ATTEMPTS TO STRENGTHEN New Zealand’s gun-control laws have failed in parliament four times over the past 20 years. That was before a white supremacist laid siege to two mosques in the city of Christchurch on March 15th, killing 50 people. This week a bill to ban the kind of high-powered semi-automatic weapons that he used was introduced; every MP but one supports it. It should sail into law in days.
New Zealand has one of the world’s highest rates of gun ownership, with 26 guns per 100 people. That puts it 20th out of the 230 countries and territories ranked by the Small Arms Survey, a research institute. Despite this, it ranks only 172nd out of 195 countries in terms of deaths per person from firearms, according to data from the University of Washington (see chart). Total killings with guns are typically in the single digits each year, out of a population of 4.8m.

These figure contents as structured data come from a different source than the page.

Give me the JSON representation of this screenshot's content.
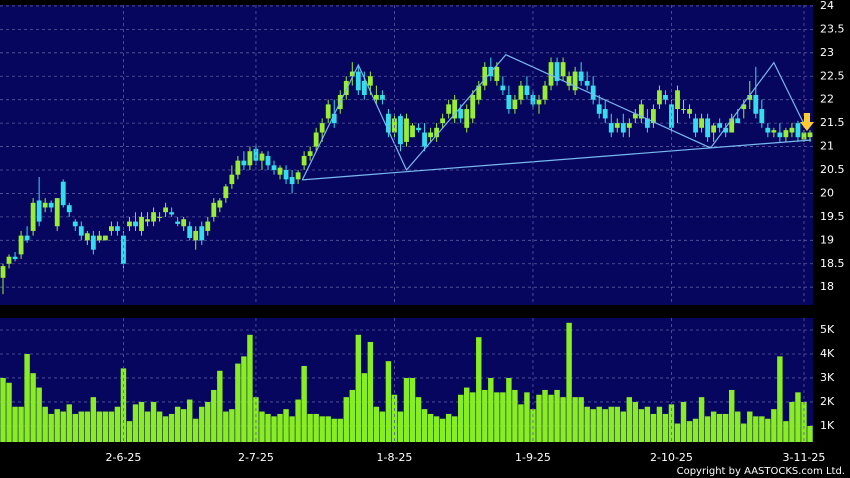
{
  "chart_data": [
    {
      "type": "candlestick",
      "up_color": "#99ee33",
      "down_color": "#33ddee",
      "trend_color": "#7ab8f0",
      "ylim": [
        17.62,
        24.02
      ],
      "yticks": [
        18,
        18.5,
        19,
        19.5,
        20,
        20.5,
        21,
        21.5,
        22,
        22.5,
        23,
        23.5,
        24
      ],
      "grid": true,
      "ohlc": [
        [
          18.2,
          18.5,
          17.85,
          18.45
        ],
        [
          18.5,
          18.7,
          18.4,
          18.65
        ],
        [
          18.65,
          18.75,
          18.55,
          18.6
        ],
        [
          18.7,
          19.2,
          18.6,
          19.1
        ],
        [
          19.1,
          19.3,
          18.95,
          19.0
        ],
        [
          19.2,
          19.9,
          19.1,
          19.8
        ],
        [
          19.85,
          20.35,
          19.3,
          19.4
        ],
        [
          19.7,
          19.9,
          19.6,
          19.8
        ],
        [
          19.8,
          19.85,
          19.6,
          19.7
        ],
        [
          19.3,
          19.9,
          19.2,
          19.9
        ],
        [
          20.25,
          20.3,
          19.7,
          19.75
        ],
        [
          19.75,
          19.8,
          19.5,
          19.6
        ],
        [
          19.4,
          19.45,
          19.2,
          19.3
        ],
        [
          19.3,
          19.4,
          19.0,
          19.1
        ],
        [
          19.0,
          19.2,
          18.9,
          19.15
        ],
        [
          19.1,
          19.2,
          18.7,
          18.8
        ],
        [
          19.0,
          19.2,
          18.95,
          19.1
        ],
        [
          19.0,
          19.1,
          19.0,
          19.1
        ],
        [
          19.2,
          19.4,
          19.1,
          19.3
        ],
        [
          19.3,
          19.4,
          19.1,
          19.2
        ],
        [
          19.1,
          19.2,
          18.4,
          18.5
        ],
        [
          19.3,
          19.5,
          19.2,
          19.4
        ],
        [
          19.4,
          19.6,
          19.2,
          19.3
        ],
        [
          19.2,
          19.6,
          19.1,
          19.5
        ],
        [
          19.4,
          19.6,
          19.3,
          19.45
        ],
        [
          19.4,
          19.7,
          19.3,
          19.6
        ],
        [
          19.5,
          19.6,
          19.4,
          19.5
        ],
        [
          19.6,
          19.8,
          19.5,
          19.7
        ],
        [
          19.6,
          19.7,
          19.5,
          19.55
        ],
        [
          19.4,
          19.5,
          19.3,
          19.35
        ],
        [
          19.3,
          19.5,
          19.2,
          19.45
        ],
        [
          19.3,
          19.4,
          19.0,
          19.05
        ],
        [
          19.0,
          19.3,
          18.8,
          19.2
        ],
        [
          19.3,
          19.4,
          18.9,
          19.0
        ],
        [
          19.2,
          19.5,
          19.1,
          19.4
        ],
        [
          19.5,
          19.9,
          19.4,
          19.8
        ],
        [
          19.7,
          19.9,
          19.6,
          19.85
        ],
        [
          19.9,
          20.2,
          19.8,
          20.15
        ],
        [
          20.2,
          20.6,
          20.1,
          20.4
        ],
        [
          20.4,
          20.8,
          20.3,
          20.7
        ],
        [
          20.7,
          20.9,
          20.5,
          20.6
        ],
        [
          20.6,
          21.0,
          20.5,
          20.9
        ],
        [
          20.95,
          21.05,
          20.6,
          20.7
        ],
        [
          20.7,
          20.9,
          20.5,
          20.85
        ],
        [
          20.8,
          20.9,
          20.5,
          20.6
        ],
        [
          20.6,
          20.7,
          20.4,
          20.5
        ],
        [
          20.4,
          20.6,
          20.3,
          20.55
        ],
        [
          20.5,
          20.6,
          20.2,
          20.3
        ],
        [
          20.35,
          20.5,
          20.0,
          20.2
        ],
        [
          20.3,
          20.5,
          20.2,
          20.45
        ],
        [
          20.6,
          20.9,
          20.5,
          20.8
        ],
        [
          20.8,
          21.0,
          20.7,
          20.9
        ],
        [
          21.0,
          21.4,
          20.9,
          21.3
        ],
        [
          21.3,
          21.6,
          21.1,
          21.5
        ],
        [
          21.6,
          22.0,
          21.5,
          21.9
        ],
        [
          21.7,
          22.0,
          21.4,
          21.5
        ],
        [
          21.8,
          22.2,
          21.7,
          22.1
        ],
        [
          22.1,
          22.5,
          22.0,
          22.4
        ],
        [
          22.5,
          22.8,
          22.3,
          22.6
        ],
        [
          22.6,
          22.7,
          22.1,
          22.2
        ],
        [
          22.4,
          22.6,
          22.0,
          22.1
        ],
        [
          22.3,
          22.6,
          22.1,
          22.5
        ],
        [
          22.0,
          22.3,
          21.9,
          22.1
        ],
        [
          22.1,
          22.2,
          21.9,
          22.0
        ],
        [
          21.7,
          21.8,
          21.2,
          21.3
        ],
        [
          21.3,
          21.7,
          21.2,
          21.6
        ],
        [
          21.65,
          21.7,
          20.9,
          21.05
        ],
        [
          21.1,
          21.7,
          21.0,
          21.6
        ],
        [
          21.2,
          21.5,
          21.2,
          21.45
        ],
        [
          21.4,
          21.5,
          21.3,
          21.35
        ],
        [
          21.3,
          21.5,
          20.9,
          21.0
        ],
        [
          21.2,
          21.4,
          21.1,
          21.3
        ],
        [
          21.2,
          21.5,
          21.1,
          21.4
        ],
        [
          21.5,
          21.7,
          21.4,
          21.6
        ],
        [
          21.7,
          22.0,
          21.6,
          21.9
        ],
        [
          21.6,
          22.1,
          21.5,
          22.0
        ],
        [
          21.8,
          21.9,
          21.5,
          21.6
        ],
        [
          21.4,
          21.9,
          21.3,
          21.8
        ],
        [
          21.6,
          22.2,
          21.5,
          22.1
        ],
        [
          22.0,
          22.4,
          21.9,
          22.3
        ],
        [
          22.3,
          22.8,
          22.2,
          22.7
        ],
        [
          22.7,
          22.9,
          22.4,
          22.5
        ],
        [
          22.4,
          22.8,
          22.3,
          22.7
        ],
        [
          22.3,
          22.5,
          22.1,
          22.2
        ],
        [
          22.1,
          22.3,
          21.7,
          21.8
        ],
        [
          21.8,
          22.1,
          21.7,
          22.0
        ],
        [
          22.0,
          22.4,
          21.9,
          22.3
        ],
        [
          22.3,
          22.5,
          22.0,
          22.1
        ],
        [
          22.1,
          22.2,
          21.8,
          21.9
        ],
        [
          21.9,
          22.1,
          21.7,
          22.0
        ],
        [
          22.0,
          22.4,
          21.9,
          22.3
        ],
        [
          22.3,
          22.9,
          22.2,
          22.8
        ],
        [
          22.8,
          22.9,
          22.3,
          22.4
        ],
        [
          22.5,
          22.9,
          22.4,
          22.8
        ],
        [
          22.3,
          22.6,
          22.2,
          22.5
        ],
        [
          22.2,
          22.7,
          22.1,
          22.6
        ],
        [
          22.6,
          22.8,
          22.3,
          22.4
        ],
        [
          22.4,
          22.6,
          22.2,
          22.3
        ],
        [
          22.3,
          22.5,
          21.9,
          22.0
        ],
        [
          21.9,
          22.1,
          21.6,
          21.7
        ],
        [
          21.8,
          22.0,
          21.5,
          21.6
        ],
        [
          21.5,
          21.7,
          21.2,
          21.3
        ],
        [
          21.4,
          21.6,
          21.3,
          21.5
        ],
        [
          21.5,
          21.7,
          21.2,
          21.3
        ],
        [
          21.4,
          21.6,
          21.2,
          21.5
        ],
        [
          21.6,
          21.8,
          21.5,
          21.7
        ],
        [
          21.6,
          22.0,
          21.5,
          21.9
        ],
        [
          21.6,
          21.8,
          21.3,
          21.4
        ],
        [
          21.5,
          21.9,
          21.4,
          21.8
        ],
        [
          21.9,
          22.3,
          21.8,
          22.2
        ],
        [
          22.1,
          22.2,
          21.9,
          22.0
        ],
        [
          21.9,
          22.0,
          21.3,
          21.4
        ],
        [
          21.8,
          22.3,
          21.5,
          22.2
        ],
        [
          21.8,
          22.0,
          21.7,
          21.8
        ],
        [
          21.7,
          21.9,
          21.6,
          21.8
        ],
        [
          21.6,
          21.7,
          21.2,
          21.3
        ],
        [
          21.4,
          21.7,
          21.3,
          21.6
        ],
        [
          21.6,
          21.7,
          21.1,
          21.2
        ],
        [
          21.3,
          21.5,
          21.1,
          21.45
        ],
        [
          21.5,
          21.6,
          21.3,
          21.4
        ],
        [
          21.4,
          21.5,
          21.2,
          21.3
        ],
        [
          21.3,
          21.7,
          21.3,
          21.6
        ],
        [
          21.6,
          21.8,
          21.5,
          21.5
        ],
        [
          21.8,
          22.0,
          21.6,
          21.9
        ],
        [
          22.0,
          22.4,
          21.8,
          22.1
        ],
        [
          22.1,
          22.7,
          21.6,
          21.7
        ],
        [
          21.8,
          22.0,
          21.4,
          21.5
        ],
        [
          21.4,
          21.5,
          21.2,
          21.3
        ],
        [
          21.3,
          21.4,
          21.2,
          21.35
        ],
        [
          21.3,
          21.5,
          21.1,
          21.2
        ],
        [
          21.2,
          21.4,
          21.1,
          21.35
        ],
        [
          21.3,
          21.5,
          21.2,
          21.4
        ],
        [
          21.5,
          21.55,
          21.1,
          21.2
        ],
        [
          21.15,
          21.35,
          21.1,
          21.3
        ],
        [
          21.2,
          21.35,
          21.1,
          21.3
        ]
      ],
      "trendlines": [
        {
          "x": [
            49.7,
            59,
            67,
            83.5,
            117.5,
            128,
            133.5
          ],
          "y": [
            20.29,
            22.74,
            20.5,
            22.96,
            20.97,
            22.79,
            21.35
          ]
        },
        {
          "x": [
            49.7,
            134.2
          ],
          "y": [
            20.29,
            21.14
          ]
        }
      ]
    },
    {
      "type": "bar",
      "color": "#88ee22",
      "ylim": [
        0.33,
        5.5
      ],
      "yticks": [
        {
          "value": 1,
          "label": "1K"
        },
        {
          "value": 2,
          "label": "2K"
        },
        {
          "value": 3,
          "label": "3K"
        },
        {
          "value": 4,
          "label": "4K"
        },
        {
          "value": 5,
          "label": "5K"
        }
      ],
      "grid": true,
      "categories": [
        null,
        null,
        null,
        null,
        null,
        null,
        null,
        null,
        null,
        null,
        null,
        null,
        null,
        null,
        null,
        null,
        null,
        null,
        null,
        null,
        "2-6-25",
        null,
        null,
        null,
        null,
        null,
        null,
        null,
        null,
        null,
        null,
        null,
        null,
        null,
        null,
        null,
        null,
        null,
        null,
        null,
        null,
        null,
        "2-7-25",
        null,
        null,
        null,
        null,
        null,
        null,
        null,
        null,
        null,
        null,
        null,
        null,
        null,
        null,
        null,
        null,
        null,
        null,
        null,
        null,
        null,
        null,
        "1-8-25",
        null,
        null,
        null,
        null,
        null,
        null,
        null,
        null,
        null,
        null,
        null,
        null,
        null,
        null,
        null,
        null,
        null,
        null,
        null,
        null,
        null,
        null,
        "1-9-25",
        null,
        null,
        null,
        null,
        null,
        null,
        null,
        null,
        null,
        null,
        null,
        null,
        null,
        null,
        null,
        null,
        null,
        null,
        null,
        null,
        null,
        null,
        "2-10-25",
        null,
        null,
        null,
        null,
        null,
        null,
        null,
        null,
        null,
        null,
        null,
        null,
        null,
        null,
        null,
        null,
        null,
        null,
        null,
        null,
        null,
        "3-11-25",
        null
      ],
      "values": [
        3.0,
        2.8,
        1.8,
        1.8,
        4.0,
        3.2,
        2.6,
        1.8,
        1.5,
        1.7,
        1.6,
        1.9,
        1.5,
        1.6,
        1.6,
        2.2,
        1.6,
        1.6,
        1.6,
        1.8,
        3.4,
        1.2,
        1.9,
        2.0,
        1.6,
        2.0,
        1.6,
        1.4,
        1.5,
        1.8,
        1.7,
        2.1,
        1.3,
        1.8,
        2.0,
        2.5,
        3.3,
        1.6,
        1.7,
        3.6,
        3.9,
        4.8,
        2.2,
        1.6,
        1.5,
        1.4,
        1.5,
        1.7,
        1.4,
        2.1,
        3.5,
        1.5,
        1.5,
        1.4,
        1.4,
        1.3,
        1.3,
        2.2,
        2.5,
        4.8,
        3.2,
        4.5,
        1.8,
        1.6,
        3.7,
        2.3,
        1.6,
        3.0,
        3.0,
        2.2,
        1.7,
        1.5,
        1.4,
        1.3,
        1.5,
        1.4,
        2.3,
        2.6,
        2.4,
        4.7,
        2.5,
        3.0,
        2.4,
        2.4,
        3.0,
        2.5,
        1.9,
        2.4,
        1.7,
        2.3,
        2.5,
        2.3,
        2.5,
        2.2,
        5.3,
        2.2,
        2.2,
        1.8,
        1.7,
        1.8,
        1.7,
        1.8,
        1.8,
        1.6,
        2.2,
        2.0,
        1.7,
        1.8,
        1.5,
        1.8,
        1.5,
        1.9,
        1.1,
        2.0,
        1.2,
        1.3,
        2.2,
        1.4,
        1.6,
        1.5,
        1.5,
        2.5,
        1.6,
        1.1,
        1.6,
        1.4,
        1.4,
        1.3,
        1.7,
        3.9,
        1.2,
        2.0,
        2.4,
        2.0,
        1.0
      ]
    }
  ],
  "footer": "Copyright by AASTOCKS.com Ltd."
}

The already low rate of killings with guns is one reason why it will be hard to discern the new law’s effectiveness. Australia adopted similar legislation in 1996 after a mass shooting in the state of Tasmania. The Australian government banned semi-automatic rifles, created a national gun registry and bought firearms from citizens, as New Zealand intends to. The stock of licensed guns fell by about a third.

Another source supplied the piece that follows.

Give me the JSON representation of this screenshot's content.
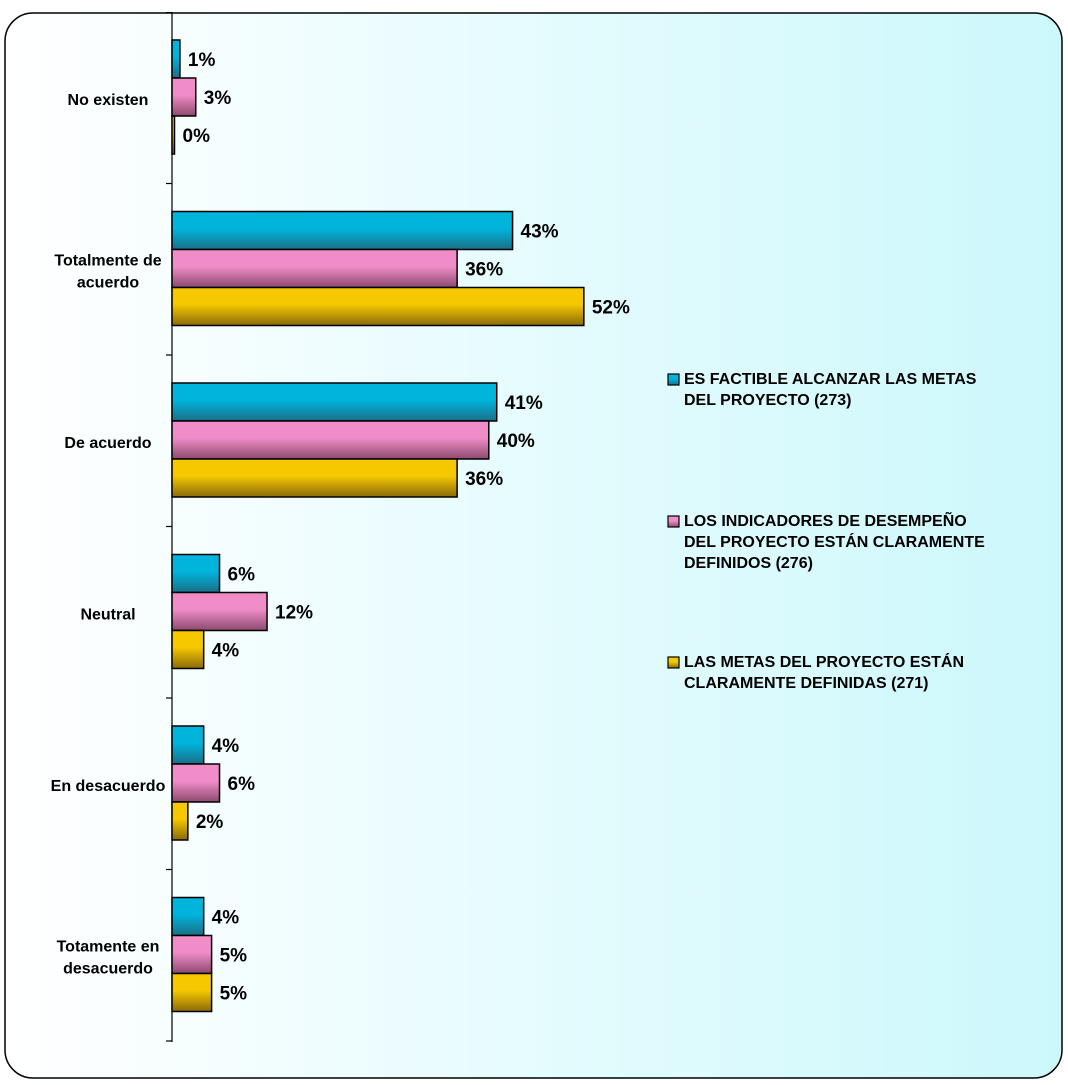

Firearm-related suicides and homicides fell after the legislation passed. But firearm deaths had already been falling before 1996, and the pace did not notably accelerate. Moreover, gun violence was declining in many other rich countries, few of which had adopted stricter gun laws.
Australia’s gun reforms almost entirely eliminated mass shootings. Between 1980 and 1996 there were 13 incidents in which five or more victims were shot to death. There has been just one since. But until Christchurch, New Zealand had not seen any mass shootings in over 20 years, despite the many semi-automatic rifles.
This suggests that social norms have been New Zealand’s best defence against mass shootings. But as Philip Alpers of the University of Sydney notes, the killer in Christchurch would simply not have been able to buy such deadly weapons in his home country, Australia.